Build Traffic With Forums: 6 Key Forum Characteristics
Forums are a brilliant way to promote your blog or website. But, you must promote yourself, and your blog, in the right way. Forums are communities of like minded people with strong similar interests. When you join a forum you are joining a community. In general, long term forum members are very protective of their community and view new members suspiciously. Primarily new members are viewed suspiciously due to over-zealous marketers attempting to game forums by spamming them.
DO NOT TRY TO GAME FORUMS. You will be quickly banned. Become an active member and add value to the forum. Once you are seen as a valued member traffic will flow from the forum to your blog. But, before then, participating in forums is about building relationships; not links, not traffic, just relationships. Above all else who you know and how you are viewed by other elite forum members will dictate your success at the forum.
Forums are best used for networking and building relationships. If you gain traffic from forum participation then that is icing on the cake. The relationships you develop from participating in forums can be far more valuable than any traffic you may receive.
There are thousands of forums. Find and choose a few good niche forums to participate in. To find a niche forum just use the search engine of your choice and search for "keyword + forum (online forum, internet forum, chat, etc)." You could also use Big Boards to find some of the biggest and most trafficked online forums on the internet.

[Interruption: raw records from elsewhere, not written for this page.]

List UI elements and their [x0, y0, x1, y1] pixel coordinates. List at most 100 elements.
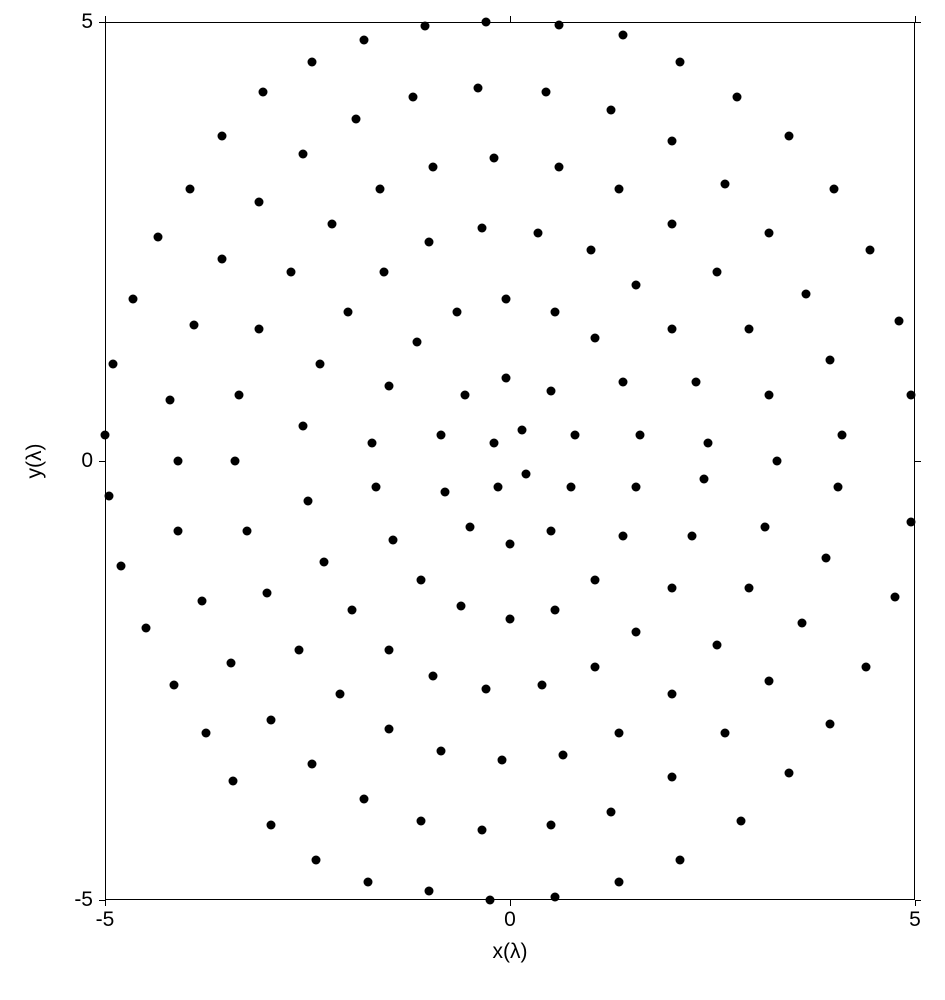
data-point [348, 606, 357, 615]
data-point [141, 623, 150, 632]
data-point [668, 689, 677, 698]
data-point [615, 878, 624, 887]
data-point [501, 373, 510, 382]
data-point [352, 114, 361, 123]
data-point [465, 522, 474, 531]
data-point [315, 360, 324, 369]
data-point [303, 496, 312, 505]
data-point [234, 391, 243, 400]
data-point [712, 268, 721, 277]
data-point [218, 255, 227, 264]
data-point [372, 483, 381, 492]
y-tick-label: 5 [81, 10, 93, 34]
data-point [550, 307, 559, 316]
x-tick [105, 900, 106, 906]
data-point [801, 290, 810, 299]
y-tick [99, 22, 105, 23]
data-point [591, 663, 600, 672]
data-point [267, 716, 276, 725]
data-point [558, 751, 567, 760]
data-point [906, 518, 915, 527]
data-point [258, 88, 267, 97]
data-point [425, 237, 434, 246]
data-point [550, 893, 559, 902]
data-point [497, 755, 506, 764]
data-point [785, 768, 794, 777]
data-point [765, 228, 774, 237]
data-point [534, 228, 543, 237]
data-point [186, 184, 195, 193]
data-point [704, 439, 713, 448]
data-point [785, 132, 794, 141]
data-point [550, 606, 559, 615]
data-point [384, 645, 393, 654]
scatter-chart: -505 -505 x(λ) y(λ) [0, 0, 945, 1000]
data-point [129, 294, 138, 303]
data-point [169, 680, 178, 689]
x-tick [510, 900, 511, 906]
data-point [676, 856, 685, 865]
data-point [173, 457, 182, 466]
data-point [364, 878, 373, 887]
data-point [501, 294, 510, 303]
data-point [489, 439, 498, 448]
data-point [485, 896, 494, 905]
data-point [906, 391, 915, 400]
data-point [412, 338, 421, 347]
data-point [344, 307, 353, 316]
data-point [263, 588, 272, 597]
data-point [101, 430, 110, 439]
data-point [307, 759, 316, 768]
data-point [744, 584, 753, 593]
data-point [619, 377, 628, 386]
data-point [388, 536, 397, 545]
data-point [619, 531, 628, 540]
data-point [416, 816, 425, 825]
data-point [437, 746, 446, 755]
data-point [506, 540, 515, 549]
data-point [384, 382, 393, 391]
data-point [254, 197, 263, 206]
data-point [117, 562, 126, 571]
data-point [190, 320, 199, 329]
data-point [327, 219, 336, 228]
data-point [668, 773, 677, 782]
data-point [587, 246, 596, 255]
data-point [287, 268, 296, 277]
data-point [165, 395, 174, 404]
data-point [894, 316, 903, 325]
x-tick-label: -5 [96, 908, 115, 932]
data-point [173, 527, 182, 536]
y-tick [99, 900, 105, 901]
data-point [615, 729, 624, 738]
data-point [453, 307, 462, 316]
data-point [631, 281, 640, 290]
data-point [866, 246, 875, 255]
data-point [295, 645, 304, 654]
data-point [538, 680, 547, 689]
data-point [319, 557, 328, 566]
data-point [153, 233, 162, 242]
data-point [198, 597, 207, 606]
data-point [254, 325, 263, 334]
data-point [700, 474, 709, 483]
data-point [676, 57, 685, 66]
data-point [437, 430, 446, 439]
data-point [522, 470, 531, 479]
data-point [477, 224, 486, 233]
data-point [765, 391, 774, 400]
data-point [441, 487, 450, 496]
plot-area [105, 22, 915, 900]
data-point [761, 522, 770, 531]
data-point [732, 92, 741, 101]
data-point [688, 531, 697, 540]
data-point [607, 105, 616, 114]
data-point [457, 601, 466, 610]
data-point [299, 149, 308, 158]
data-point [376, 184, 385, 193]
data-point [380, 268, 389, 277]
data-point [105, 492, 114, 501]
data-point [420, 22, 429, 31]
data-point [862, 663, 871, 672]
data-point [506, 615, 515, 624]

Skellie of Skelliewag.org wrote a guest post at Problogger.net, "Build Your Blog With Forum Traffic." The post is a great outline of the potential use of online forums and how to leverage that potential. Mohsin of Blogginbits.com in "How To Use Forums To Drive Traffic To Your Blog," talks about different ways you can drive traffic to your blog using forums. But what makes a good forum? How do you choose which forum to participate in? The key to successfully using forums is knowing how to choose the right forum for you and your blog.
Here are a few characteristics to keep in mind when choosing a forum.
- Membership Size: Bigger is not always better. Sometimes its better to be a big fish in a little pond. But, be careful with smaller forums. Smaller forums are often more intimate. Smaller, more intimate groups are usually more tight knit. With a smaller forum, it can be more difficult to become a respected member.
- Active Member Participation: Members actively responding to other members is a good sign of a strong open community. If there are a lot of forum posts that have heavy viewership but few responses, this could be a sign of a closed clickish forum. But, it could also point to a need for more active members. That is a need that you could fill.
- Forum Traffic: Traffic is important. But, just as with a forums membership size, heavier traffic does not always mean that it is a good forum. With Internet forums as with blogs and websites its the quality of traffic that matters. A low traffic forum may have a small yet really closely knit group that once you are a member of will bear great fruit.
- A Positive Forum Community: I know of very few people that want to be involved with a negative community. You should steer clear of forums that have a negative atmosphere. Its up to you, but, do you really want negative traffic being focused back to your blog? A negative community is one that has a lot of flame wars or particularly brutal flame wars. A community where moderators participate in this type of abuse or do not step in to extinguish the flames are not communities that I want to participate.
- An Open Forum Community. The fastest and easiest way to tell if a forum promotes an open atmosphere is to look for the "Introduce Yourself" topic area. If few current members respond to a new member announcing themselves then it may not be a very open community. Even more telling is if and how moderators respond to new member announcements. Pay attention to even the slightest negativity in this area. reading comments here can really help you gauge the forum’s atmosphere.
- Topics Of Interest: Obviously, if the forum does not offer topics that you are interested in or topics that you are blogging about, it is probably not the forum for you. Don’t promote your blog there. I have seen it before. All you are doing is creating a bad name for yourself.
There are a lot of great online communities. Use these 6 characteristics to help determine which online forums are worth your time. One other thing you should keep in mind. You never know who is participating in these online forums, stepping out of line, breaking forum rules, spamming, participating in flame wars, can have far reaching affects. If you are not careful you could drive traffic AWAY from your blog instead of TO your blog. Many people use pseudonyms on forums, so you never know who may be there. Remember its all about networking. Bad karma begets bad karma. Participating in forums is always a good choice for your blog promotion strategy.